Wildenstein — who grew up lower-middle-class in Switzerland before shuttling off to Paris and Africa — met Alec in 1977. The pair eloped a year later, and their spending became a thing of legend: In 1998, she estimated they would spend $1 million a month on average. The pair had two children, Jocelyn continued her plastic surgery odyssey and things were relatively normal for the family, until the late 1990s.
“They were a reclusive couple,” one longtime friend told PEOPLE in 1998. “They had a tight group of friends and were very quiet people.” “Instead of hobnobbing with New York society,” the article continues, “Jocelyn oversaw the sprawling Ol Jogi ranch [in Africa], apartments in Paris and Lausanne, a French château and a Caribbean retreat.” The pair raised their children, but the marriage broke down in the mid-’90s, and Alec filed for divorce in April 1997. On Sept. 3 of that year, Jocelyn claimed she found Alec in bed with a 21-year-old Russian model named Yelena Jarikova.

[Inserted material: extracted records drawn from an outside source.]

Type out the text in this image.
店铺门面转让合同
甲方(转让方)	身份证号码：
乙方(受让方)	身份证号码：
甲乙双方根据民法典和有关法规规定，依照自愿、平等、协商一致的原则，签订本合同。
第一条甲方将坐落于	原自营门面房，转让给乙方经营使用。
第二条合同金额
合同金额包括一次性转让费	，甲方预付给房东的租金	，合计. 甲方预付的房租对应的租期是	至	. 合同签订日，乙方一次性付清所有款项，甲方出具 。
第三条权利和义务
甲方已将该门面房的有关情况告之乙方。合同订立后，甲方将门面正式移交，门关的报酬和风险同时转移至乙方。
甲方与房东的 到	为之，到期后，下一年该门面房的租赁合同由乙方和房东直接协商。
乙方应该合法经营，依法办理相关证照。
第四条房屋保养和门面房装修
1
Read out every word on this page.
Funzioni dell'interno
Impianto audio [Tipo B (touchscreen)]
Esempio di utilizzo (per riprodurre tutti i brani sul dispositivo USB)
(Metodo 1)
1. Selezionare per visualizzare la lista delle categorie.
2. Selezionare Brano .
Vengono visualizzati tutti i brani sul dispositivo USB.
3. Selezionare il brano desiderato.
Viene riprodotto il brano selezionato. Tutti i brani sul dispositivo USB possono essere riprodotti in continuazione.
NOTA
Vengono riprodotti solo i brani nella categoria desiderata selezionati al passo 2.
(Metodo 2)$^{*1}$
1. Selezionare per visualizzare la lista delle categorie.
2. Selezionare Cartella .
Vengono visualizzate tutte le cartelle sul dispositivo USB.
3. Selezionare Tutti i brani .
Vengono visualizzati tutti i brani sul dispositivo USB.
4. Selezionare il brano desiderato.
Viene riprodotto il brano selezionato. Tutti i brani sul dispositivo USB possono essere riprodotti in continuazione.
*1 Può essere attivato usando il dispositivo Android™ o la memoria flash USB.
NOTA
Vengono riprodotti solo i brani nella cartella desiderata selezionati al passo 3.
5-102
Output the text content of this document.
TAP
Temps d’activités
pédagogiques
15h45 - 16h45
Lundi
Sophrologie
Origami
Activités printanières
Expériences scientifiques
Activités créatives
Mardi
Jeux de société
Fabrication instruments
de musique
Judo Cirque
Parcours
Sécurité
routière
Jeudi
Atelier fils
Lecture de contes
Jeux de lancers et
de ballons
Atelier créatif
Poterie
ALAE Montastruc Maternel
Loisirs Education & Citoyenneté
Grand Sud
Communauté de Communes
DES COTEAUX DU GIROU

A gun was involved; and Alec was charged with menacing.
It was the couple’s divorce that made them a household name. During the proceedings, much of the attention was drawn, naturally, to Jocelyn’s looks, along with various sordid rumors about her personal life, such as that she’d worked as a prostitute for the famous Paris bordello owner Madame Claude. Over the course of the proceedings, which dragged on for two years, Jocelyn was awarded an astounding $2.3 billion settlement, with $100 million for 13 years afterward. (The judge stipulated that she was not allowed to use any portion of that sum to fund further cosmetic surgery.)
Three years later, Alec inherited half of his father’s sprawling business holdings, an estate that included one of the world’s largest private collections of art and was estimated at $10 billion. Needless to say, portions of it went to fund alimony payments to Jocelyn.
Jocelyn kept largely out of the public eye following the divorce, though she’s been through various legal battles since then, mostly with landlords. She dodged eviction from an apartment at the United Nations Plaza over owed rent through a settlement and was sued in 2015 by American Express over $70,000 in credit card debt. Another 2015 lawsuit concerned a $15,000-per-month Beverly Hills bungalow that Wildenstein allegedly trashed and abandoned, leaving $165,00 in unpaid rent and almost $15,000 more in assorted fees.
The New York Post reported that while in court on Thursday, Wildenstein used a contraband cellphone in the courtroom to fix her hair and apply makeup. A court officer took the phone from her. Wildenstein left the courthouse, guided by her lawyer, her famous face almost entirely covered with a pashmina scarf.